Volonté de changement au Zaïre, tome 1 PDF

Position du Rwanda en Afrique volonté de changement au Zaïre, tome 1 PDF l’Est. Cet article présente les faits saillants de l’histoire du Rwanda, un pays de l’Afrique de l’Est.


Les premiers signes de présence humaine au Rwanda datent de 1000 av. Des archéologues ont découvert les traces d’une civilisation maîtrisant le fer et la poterie . Le Rwanda devient un royaume à la tête duquel 25 rois se succèdent entre 1081 et la colonisation. Lors de la colonisation, les ethnologues européens et les Pères blancs de l’Église catholique contribuent à diffuser une histoire du Rwanda, fortement discutable. Cette conception ethniste est aujourd’hui remise en cause au profit de la conception socio-professionnelle.

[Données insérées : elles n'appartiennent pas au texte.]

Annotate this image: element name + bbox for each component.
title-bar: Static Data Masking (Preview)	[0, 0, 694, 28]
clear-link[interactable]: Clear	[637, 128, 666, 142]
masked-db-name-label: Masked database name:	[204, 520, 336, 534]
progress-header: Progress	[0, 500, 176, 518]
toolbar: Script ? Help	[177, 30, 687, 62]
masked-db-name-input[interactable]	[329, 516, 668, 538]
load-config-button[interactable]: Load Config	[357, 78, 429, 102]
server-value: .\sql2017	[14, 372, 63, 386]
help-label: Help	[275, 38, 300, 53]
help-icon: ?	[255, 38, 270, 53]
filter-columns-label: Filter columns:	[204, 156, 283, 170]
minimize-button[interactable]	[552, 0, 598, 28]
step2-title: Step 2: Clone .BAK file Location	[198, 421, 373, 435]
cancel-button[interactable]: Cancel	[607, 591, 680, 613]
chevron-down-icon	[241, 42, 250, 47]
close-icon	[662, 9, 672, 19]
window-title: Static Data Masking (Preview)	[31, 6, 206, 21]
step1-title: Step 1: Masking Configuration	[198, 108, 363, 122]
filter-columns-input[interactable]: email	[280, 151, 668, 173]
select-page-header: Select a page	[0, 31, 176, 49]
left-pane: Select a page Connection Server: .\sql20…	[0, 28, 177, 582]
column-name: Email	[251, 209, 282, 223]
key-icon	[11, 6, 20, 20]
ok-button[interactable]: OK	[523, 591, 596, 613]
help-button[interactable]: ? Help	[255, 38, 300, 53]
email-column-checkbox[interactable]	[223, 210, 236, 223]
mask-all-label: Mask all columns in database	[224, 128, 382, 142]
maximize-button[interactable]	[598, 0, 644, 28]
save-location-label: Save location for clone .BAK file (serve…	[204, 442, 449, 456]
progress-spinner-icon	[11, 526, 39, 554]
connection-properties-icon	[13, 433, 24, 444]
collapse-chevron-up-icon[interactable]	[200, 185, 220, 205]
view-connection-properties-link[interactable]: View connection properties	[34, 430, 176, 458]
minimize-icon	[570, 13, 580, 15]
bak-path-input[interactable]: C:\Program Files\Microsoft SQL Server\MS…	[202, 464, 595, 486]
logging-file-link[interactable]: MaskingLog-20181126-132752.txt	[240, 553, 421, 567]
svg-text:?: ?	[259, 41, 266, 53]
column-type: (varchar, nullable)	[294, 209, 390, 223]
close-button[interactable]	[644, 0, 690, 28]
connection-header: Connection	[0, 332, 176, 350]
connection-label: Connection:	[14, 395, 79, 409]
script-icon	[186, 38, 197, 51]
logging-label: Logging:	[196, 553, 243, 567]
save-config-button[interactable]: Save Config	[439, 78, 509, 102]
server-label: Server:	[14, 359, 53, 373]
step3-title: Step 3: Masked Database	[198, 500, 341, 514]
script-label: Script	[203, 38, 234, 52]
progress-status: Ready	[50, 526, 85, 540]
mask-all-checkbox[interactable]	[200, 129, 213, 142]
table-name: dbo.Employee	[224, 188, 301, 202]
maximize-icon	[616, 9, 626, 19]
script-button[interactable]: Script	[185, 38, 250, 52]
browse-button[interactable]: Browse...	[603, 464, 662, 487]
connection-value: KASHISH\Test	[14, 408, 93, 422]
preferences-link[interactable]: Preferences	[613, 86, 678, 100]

L’ensemble de la population partage la même langue, la même religion et la même culture, critères employés habituellement pour définir l’ethnie. Après la brève incursion de 4 jours en 1892 d’un explorateur autrichien, le comte allemand Gustav Adolf von Götzen entre officiellement au Rwanda à la tête d’une troupe de 620 soldats en 1894.

En 1931, le roi Yuhi Musinga, qui refuse de se faire baptiser, est obligé de partir en exil dans l’actuelle République démocratique du Congo. Les missions catholiques prennent de plus en plus d’importance dans le pays. Elles se chargent de l’éducation sur tout le territoire. En 1956, Mutara Rudahigwa commence à revendiquer l’indépendance du pays auprès de l’ONU. Le 25 juillet 1959, Mutara Rudahigwa meurt dans des conditions mystérieuses.

Kigeli V Ndahindurwa est alors placé au pouvoir par les conseillers de Mutara Rudahigwa. En 1960, l’ancien gouvernement de Kigeli Ndahindurwa quitte le pays pour l’Ouganda, ainsi que plus de 200 000 Tutsi. Le Conseil de tutelle des Nations unies insiste pour que la Belgique accorde l’indépendance au Rwanda. C’est chose faite le 1er juillet 1962.

En décembre 1963, les Tutsi exilés essayent de revenir sur le territoire rwandais par la force : ils échouent. Ils refusent fermement les propositions de négociation pour leur retour émises par le pouvoir en place. Les Tutsi exilés n’acceptent pas d’être dirigés par un Hutu et souhaitent réinstaurer la monarchie Tutsi. Fin 1972 et début 1973, le pouvoir de Grégoire Kayibanda est menacé par des politiciens et des militaires issus du nord du pays qui lui reprochent une faible riposte envers les Tutsi de l’extérieur. Kayibanda tente en vain de créer une unité nationale tout en se voulant ouvert au dialogue avec les Tutsi exilés mais son pouvoir semble fortement affaibli par ses opposants. Après son coup d’État, le nouveau président et chef de l’armée Juvénal Habyarimana pratiquera une politique de discrimination ethnique en mettant en place un système de quotas.